In conclusion, in our study of adults with asthma in an urban primary care setting, we did not find an association between obesity and asthma control putting in question prior reports of a link between obesity and asthma control. The most recent NAEPP guidelines recommend that obese patients with asthma “may be advised that weight loss, in addition to improving overall health, might also improve asthma control”(21).

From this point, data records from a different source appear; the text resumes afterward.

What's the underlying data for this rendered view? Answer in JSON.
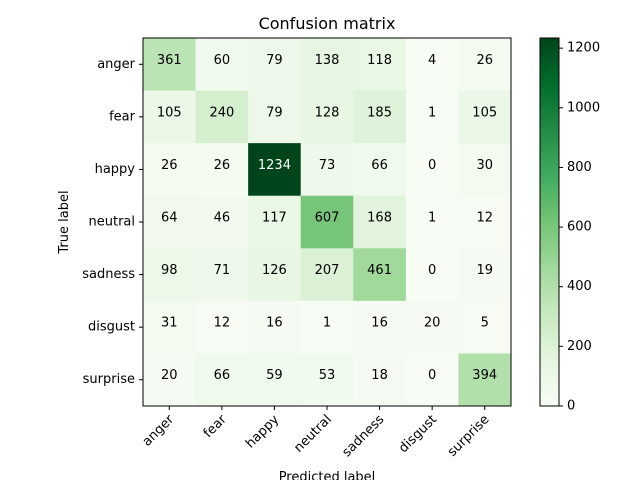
{
  "chart_data": {
    "type": "heatmap",
    "title": "Confusion matrix",
    "xlabel": "Predicted label",
    "ylabel": "True label",
    "x_labels": [
      "anger",
      "fear",
      "happy",
      "neutral",
      "sadness",
      "disgust",
      "surprise"
    ],
    "y_labels": [
      "anger",
      "fear",
      "happy",
      "neutral",
      "sadness",
      "disgust",
      "surprise"
    ],
    "matrix": [
      [
        361,
        60,
        79,
        138,
        118,
        4,
        26
      ],
      [
        105,
        240,
        79,
        128,
        185,
        1,
        105
      ],
      [
        26,
        26,
        1234,
        73,
        66,
        0,
        30
      ],
      [
        64,
        46,
        117,
        607,
        168,
        1,
        12
      ],
      [
        98,
        71,
        126,
        207,
        461,
        0,
        19
      ],
      [
        31,
        12,
        16,
        1,
        16,
        20,
        5
      ],
      [
        20,
        66,
        59,
        53,
        18,
        0,
        394
      ]
    ],
    "colormap": "Greens",
    "colorbar": {
      "min": 0,
      "max": 1234,
      "ticks": [
        0,
        200,
        400,
        600,
        800,
        1000,
        1200
      ]
    },
    "grid": false
  }
}
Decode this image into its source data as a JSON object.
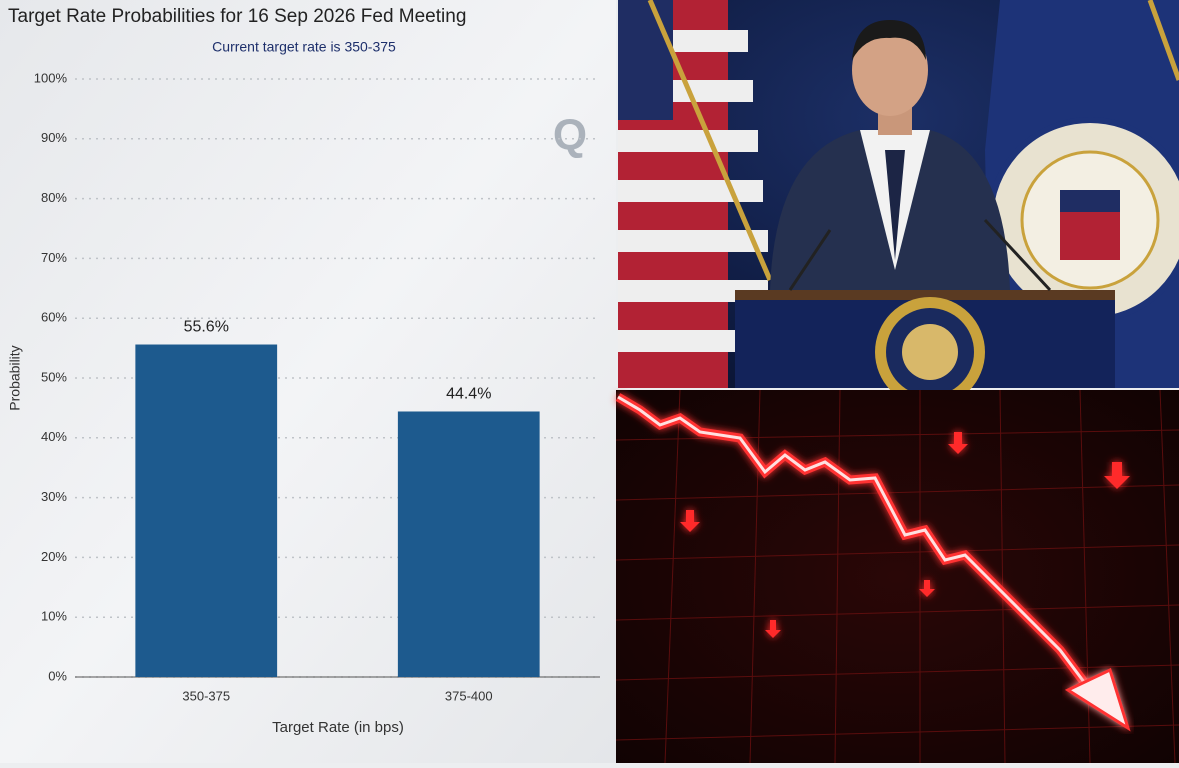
{
  "chart_data": {
    "type": "bar",
    "title": "Target Rate Probabilities for 16 Sep 2026 Fed Meeting",
    "subtitle": "Current target rate is 350-375",
    "watermark": "Q",
    "x_label": "Target Rate (in bps)",
    "y_label": "Probability",
    "categories": [
      "350-375",
      "375-400"
    ],
    "values": [
      55.6,
      44.4
    ],
    "value_labels": [
      "55.6%",
      "44.4%"
    ],
    "color": "#1d5a8e",
    "ylim": [
      0,
      100
    ],
    "yticks": [
      {
        "value": 0,
        "label": "0%"
      },
      {
        "value": 10,
        "label": "10%"
      },
      {
        "value": 20,
        "label": "20%"
      },
      {
        "value": 30,
        "label": "30%"
      },
      {
        "value": 40,
        "label": "40%"
      },
      {
        "value": 50,
        "label": "50%"
      },
      {
        "value": 60,
        "label": "60%"
      },
      {
        "value": 70,
        "label": "70%"
      },
      {
        "value": 80,
        "label": "80%"
      },
      {
        "value": 90,
        "label": "90%"
      },
      {
        "value": 100,
        "label": "100%"
      }
    ],
    "grid": true
  }
}
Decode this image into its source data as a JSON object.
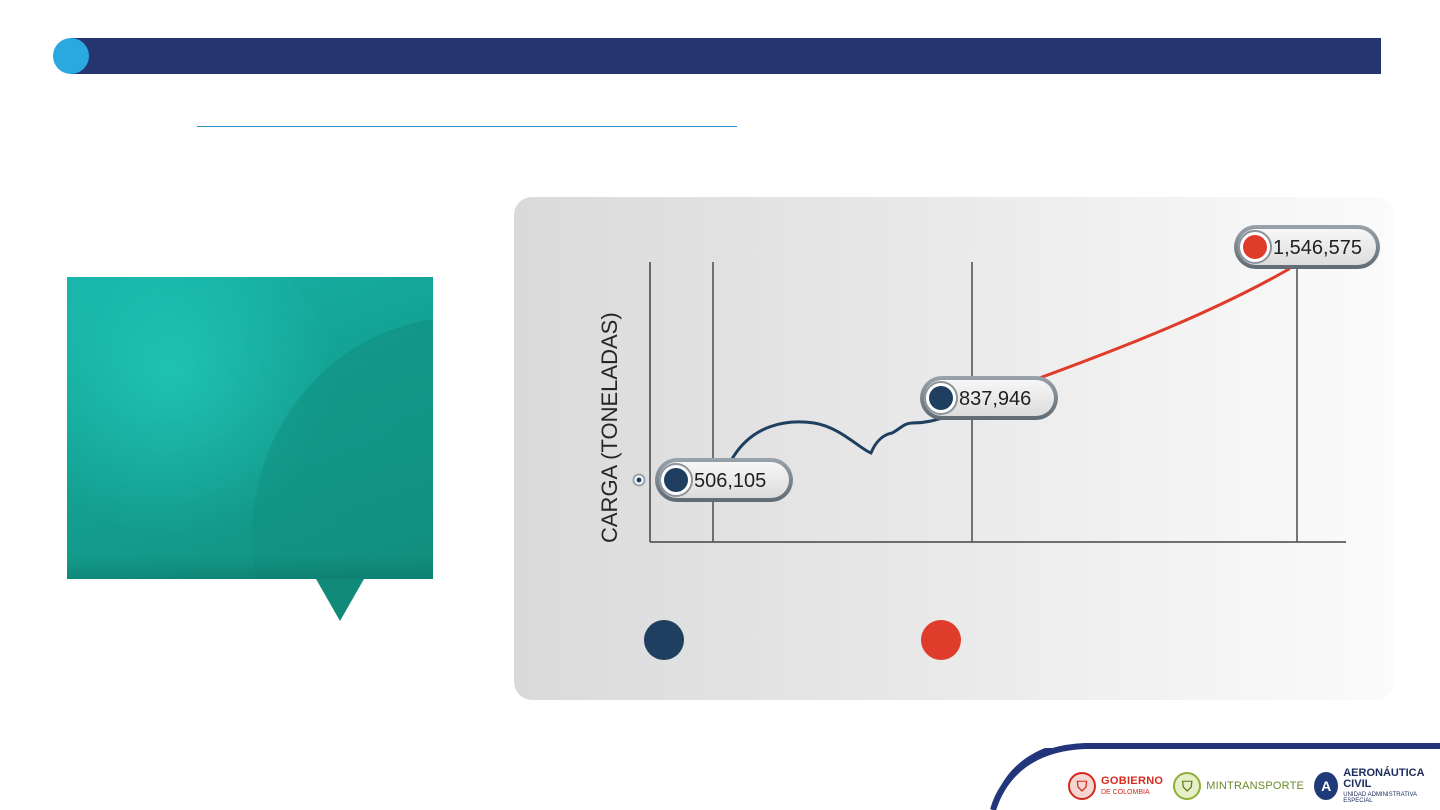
{
  "colors": {
    "header_bar": "#24356f",
    "header_dot": "#2aa8e0",
    "teal_panel": "#14a597",
    "series_dark": "#1e3f60",
    "series_red": "#e03c2c"
  },
  "chart_data": {
    "type": "line",
    "ylabel": "CARGA (TONELADAS)",
    "xlabel": "",
    "grid": "vertical",
    "series": [
      {
        "color": "#1e3f60",
        "points": [
          {
            "label": "506,105",
            "value": 506105
          },
          {
            "label": "837,946",
            "value": 837946
          }
        ]
      },
      {
        "color": "#e03c2c",
        "points": [
          {
            "label": "837,946",
            "value": 837946
          },
          {
            "label": "1,546,575",
            "value": 1546575
          }
        ]
      }
    ],
    "legend_swatches": [
      "#1e3f60",
      "#e03c2c"
    ]
  },
  "footer": {
    "logos": [
      {
        "icon": "colombia-shield-icon",
        "line1": "GOBIERNO",
        "line2": "DE COLOMBIA"
      },
      {
        "icon": "mintransporte-shield-icon",
        "line1": "MINTRANSPORTE"
      },
      {
        "icon": "aeronautica-a-icon",
        "mark": "A",
        "line1": "AERONÁUTICA CIVIL",
        "line2": "UNIDAD ADMINISTRATIVA ESPECIAL"
      }
    ]
  }
}
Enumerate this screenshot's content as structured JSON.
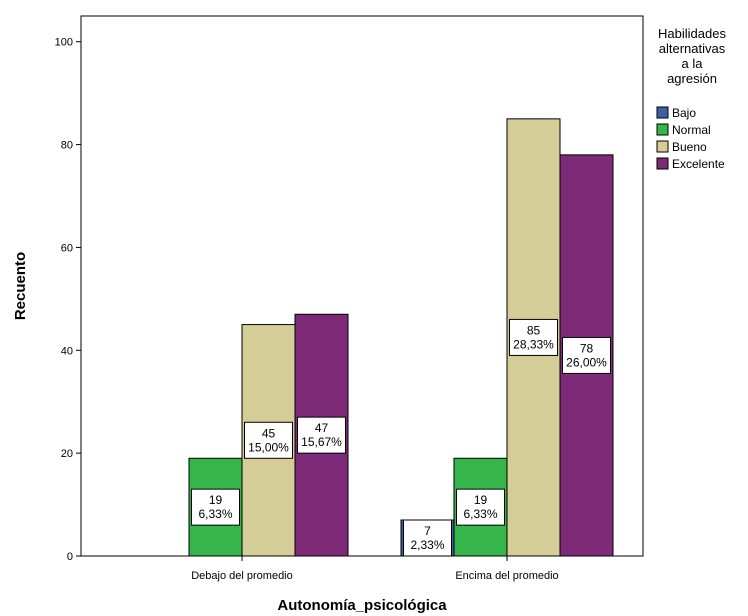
{
  "chart_data": {
    "type": "bar",
    "xlabel": "Autonomía_psicológica",
    "ylabel": "Recuento",
    "ylim": [
      0,
      105
    ],
    "yticks": [
      0,
      20,
      40,
      60,
      80,
      100
    ],
    "categories": [
      "Debajo del promedio",
      "Encima del promedio"
    ],
    "legend": {
      "title_lines": [
        "Habilidades",
        "alternativas",
        "a la",
        "agresión"
      ],
      "placement": "right"
    },
    "series": [
      {
        "name": "Bajo",
        "color": "#3d5fa8",
        "values": [
          0,
          7
        ],
        "labels": [
          [
            "",
            ""
          ],
          [
            "7",
            "2,33%"
          ]
        ]
      },
      {
        "name": "Normal",
        "color": "#35b54a",
        "values": [
          19,
          19
        ],
        "labels": [
          [
            "19",
            "6,33%"
          ],
          [
            "19",
            "6,33%"
          ]
        ]
      },
      {
        "name": "Bueno",
        "color": "#d5cd98",
        "values": [
          45,
          85
        ],
        "labels": [
          [
            "45",
            "15,00%"
          ],
          [
            "85",
            "28,33%"
          ]
        ]
      },
      {
        "name": "Excelente",
        "color": "#7d2a78",
        "values": [
          47,
          78
        ],
        "labels": [
          [
            "47",
            "15,67%"
          ],
          [
            "78",
            "26,00%"
          ]
        ]
      }
    ]
  }
}
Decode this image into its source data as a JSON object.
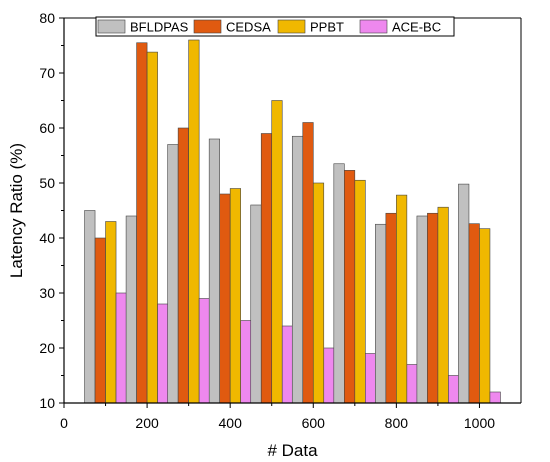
{
  "chart_data": {
    "type": "bar",
    "title": "",
    "xlabel": "# Data",
    "ylabel": "Latency Ratio (%)",
    "xlim": [
      0,
      1100
    ],
    "ylim": [
      10,
      80
    ],
    "x_ticks": [
      0,
      200,
      400,
      600,
      800,
      1000
    ],
    "y_ticks": [
      10,
      20,
      30,
      40,
      50,
      60,
      70,
      80
    ],
    "categories": [
      100,
      200,
      300,
      400,
      500,
      600,
      700,
      800,
      900,
      1000
    ],
    "series": [
      {
        "name": "BFLDPAS",
        "color": "#c0c0c0",
        "values": [
          45,
          44,
          57,
          58,
          46,
          58.5,
          53.5,
          42.5,
          44,
          49.8
        ]
      },
      {
        "name": "CEDSA",
        "color": "#e05a10",
        "values": [
          40,
          75.5,
          60,
          48,
          59,
          61,
          52.3,
          44.5,
          44.5,
          42.6
        ]
      },
      {
        "name": "PPBT",
        "color": "#f0b800",
        "values": [
          43,
          73.8,
          76,
          49,
          65,
          50,
          50.5,
          47.8,
          45.6,
          41.7
        ]
      },
      {
        "name": "ACE-BC",
        "color": "#ee88ee",
        "values": [
          30,
          28,
          29,
          25,
          24,
          20,
          19,
          17,
          15,
          12
        ]
      }
    ],
    "legend_position": "top",
    "grid": false
  }
}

This statement, while cautious, may be premature. At this point, evidence is needed from future clinical trials aimed at evaluating the effects of weight loss on asthma control. Until such trials are conducted, weight loss should of course be recommended for people with obesity for other health reasons, rather than for the sake of asthma control. Clinicians should continue to focus their attention on proven treatments including avoidance of environmental triggers and proper use of medications.
Declaration of all sources of funding: This work is supported by National Heart, Lung, and Blood Institute grant 5UO1HL072455, and NIH K12 RR017627.
None of the authors have any financial conflicts or relationships to declare.
Although weight loss has health benefits for those obese, it may not improve asthma control. Studies are needed to understand the effect of obesity on asthma control in different populations.